Last week I finished I Know a Trick Worth Two of That by Samuel Holt (Amazon.com). It was a light read (every book I pick up is a light read any more) but very satisfying. Sam Holt is the name on the cover, and it’s also the name of the protagonist in this first person mystery. In reality, it’s one of Donald E. Westlake’s pen names, but the conceit is a clever one. Holt is a former cop who fell into acting and played a detective on a TV show for several years. Now the show has ended and he’s rich, but can’t get another acting job because everyone associates him with Packard.

And when murders occur, folks turn to him to solve it, because hey, he’s Packard!

In this one, Holt’s old partner comes to him for help–folks are out to kill him, and Holt agrees to hide him in his house. Unfortunately, during a dinner party, his houseguest is killed. Holt knows that the murderer is one of his guests–one of his closest friends–but who? Can he find the killer without driving away everyone he cares about?

And you know what? It works. You get a convincing look into the life of a formerly successful actor, lots of great characters, an honest-to-Pikachu whodunit with clues and everything (I ignore clues–I’m terrible with them) and a denouement in which the protagonist calls all the suspects together to name the killer.

Fun!
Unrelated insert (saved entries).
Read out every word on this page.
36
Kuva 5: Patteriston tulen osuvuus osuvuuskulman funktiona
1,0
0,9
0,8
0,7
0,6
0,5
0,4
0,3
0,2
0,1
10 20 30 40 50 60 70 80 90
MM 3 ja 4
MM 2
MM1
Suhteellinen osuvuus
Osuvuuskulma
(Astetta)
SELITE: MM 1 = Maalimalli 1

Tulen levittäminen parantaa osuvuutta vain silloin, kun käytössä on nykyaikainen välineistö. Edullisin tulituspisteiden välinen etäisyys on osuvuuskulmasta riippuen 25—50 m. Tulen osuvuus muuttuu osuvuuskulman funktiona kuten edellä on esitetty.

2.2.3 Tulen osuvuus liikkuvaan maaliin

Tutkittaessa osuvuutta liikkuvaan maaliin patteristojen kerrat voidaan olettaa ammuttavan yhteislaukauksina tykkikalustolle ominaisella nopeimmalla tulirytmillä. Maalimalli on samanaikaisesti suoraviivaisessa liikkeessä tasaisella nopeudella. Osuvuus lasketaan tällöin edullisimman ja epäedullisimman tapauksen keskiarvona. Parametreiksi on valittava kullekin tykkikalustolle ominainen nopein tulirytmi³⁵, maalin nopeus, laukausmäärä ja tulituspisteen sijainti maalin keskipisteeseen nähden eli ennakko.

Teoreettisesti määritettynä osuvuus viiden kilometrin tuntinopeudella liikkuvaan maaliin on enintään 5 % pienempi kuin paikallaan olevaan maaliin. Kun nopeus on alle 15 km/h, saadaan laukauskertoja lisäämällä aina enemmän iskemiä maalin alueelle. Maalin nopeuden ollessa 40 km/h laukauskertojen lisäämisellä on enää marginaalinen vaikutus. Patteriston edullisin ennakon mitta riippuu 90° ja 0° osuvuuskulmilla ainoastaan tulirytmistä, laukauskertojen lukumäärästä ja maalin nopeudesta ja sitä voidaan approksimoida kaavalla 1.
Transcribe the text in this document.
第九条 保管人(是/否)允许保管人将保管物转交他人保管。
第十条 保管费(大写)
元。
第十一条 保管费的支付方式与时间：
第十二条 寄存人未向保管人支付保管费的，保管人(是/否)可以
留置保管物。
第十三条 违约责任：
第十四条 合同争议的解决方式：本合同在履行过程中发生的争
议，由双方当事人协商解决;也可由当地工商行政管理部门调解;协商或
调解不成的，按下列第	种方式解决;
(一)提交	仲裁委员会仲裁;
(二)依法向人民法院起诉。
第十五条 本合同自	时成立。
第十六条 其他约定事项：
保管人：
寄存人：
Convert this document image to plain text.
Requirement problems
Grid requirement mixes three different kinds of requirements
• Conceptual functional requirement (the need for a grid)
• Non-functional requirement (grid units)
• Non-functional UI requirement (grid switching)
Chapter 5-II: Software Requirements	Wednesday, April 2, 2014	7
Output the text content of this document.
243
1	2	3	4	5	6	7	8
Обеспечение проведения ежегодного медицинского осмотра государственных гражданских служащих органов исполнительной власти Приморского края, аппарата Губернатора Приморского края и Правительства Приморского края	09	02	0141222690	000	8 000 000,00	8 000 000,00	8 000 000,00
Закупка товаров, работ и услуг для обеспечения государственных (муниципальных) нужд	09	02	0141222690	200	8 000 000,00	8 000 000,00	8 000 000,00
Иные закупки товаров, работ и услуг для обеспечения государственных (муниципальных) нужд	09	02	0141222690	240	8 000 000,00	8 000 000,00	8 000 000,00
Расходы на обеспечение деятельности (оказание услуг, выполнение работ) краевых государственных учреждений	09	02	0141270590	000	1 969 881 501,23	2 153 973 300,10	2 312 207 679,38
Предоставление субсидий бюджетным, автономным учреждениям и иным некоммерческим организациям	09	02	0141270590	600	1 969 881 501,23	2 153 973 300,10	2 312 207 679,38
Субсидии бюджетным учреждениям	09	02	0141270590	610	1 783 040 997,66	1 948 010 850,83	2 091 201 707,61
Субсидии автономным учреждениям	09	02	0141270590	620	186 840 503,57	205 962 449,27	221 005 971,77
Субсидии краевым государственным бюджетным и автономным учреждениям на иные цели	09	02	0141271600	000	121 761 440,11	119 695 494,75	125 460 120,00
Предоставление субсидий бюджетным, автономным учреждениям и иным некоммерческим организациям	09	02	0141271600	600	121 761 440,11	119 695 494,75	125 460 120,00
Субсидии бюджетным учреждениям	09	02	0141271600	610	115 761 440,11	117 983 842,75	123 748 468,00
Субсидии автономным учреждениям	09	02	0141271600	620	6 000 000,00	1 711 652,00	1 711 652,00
I’ve been such a book grouch, that I’m pleased to have found this one.

Then, there’s The Boys by Garth Ennis, (Amazon.com, Indiebound.org) a superhero graphic novel set in a world where costumed superheros are self-indulgent, self-aggrandizing assholes, and the characters of the title are a team of freelance government operatives who spy on them, collect blackmail material and generally show their hate.

The main baddies are a twisted version of the Justice League–reckless, violent jerks more concerned with their licensing rights than doing good. And the protagonists are the kind of depraved, cynical anti-heroes that so many comics creators seem to love.

There’s a lot that’s wrong here. It’s full of casual racism and sexism (want to know what the only female member of “the boys” is called? “The Woman. Nope, not kidding). It’s rife with the immature nihilism that defines so many “adult” comics. It’s got hate-fucking, prostitutes, drug use, boozing, and… um… doggie rape. All things I would hate in fiction.

And yet, it has an undeniable power, too. Not just in an “Oh John Ringo No” sort of way, but in the reader’s secret suspicion that, if we really did have people with superpowers, this is how they’d behave. And the story has a driving force to it that pulls me through all the annoying parts. Also, the audience stand-in character who gets everything explained to him? Modeled on Simon Pegg. I have no idea why that makes me happy, but it does.

Anyway, after I finished Volume 1, I added Volume 2 to my to read pile.

The snow has turned to rain. Too bad.

Currently, I’m reading The Bone Gardenby Tess Gerritson, which has so far not engaged me with all the misery and pus. On the graphic novel end, I’m reading the trade for The Middleman.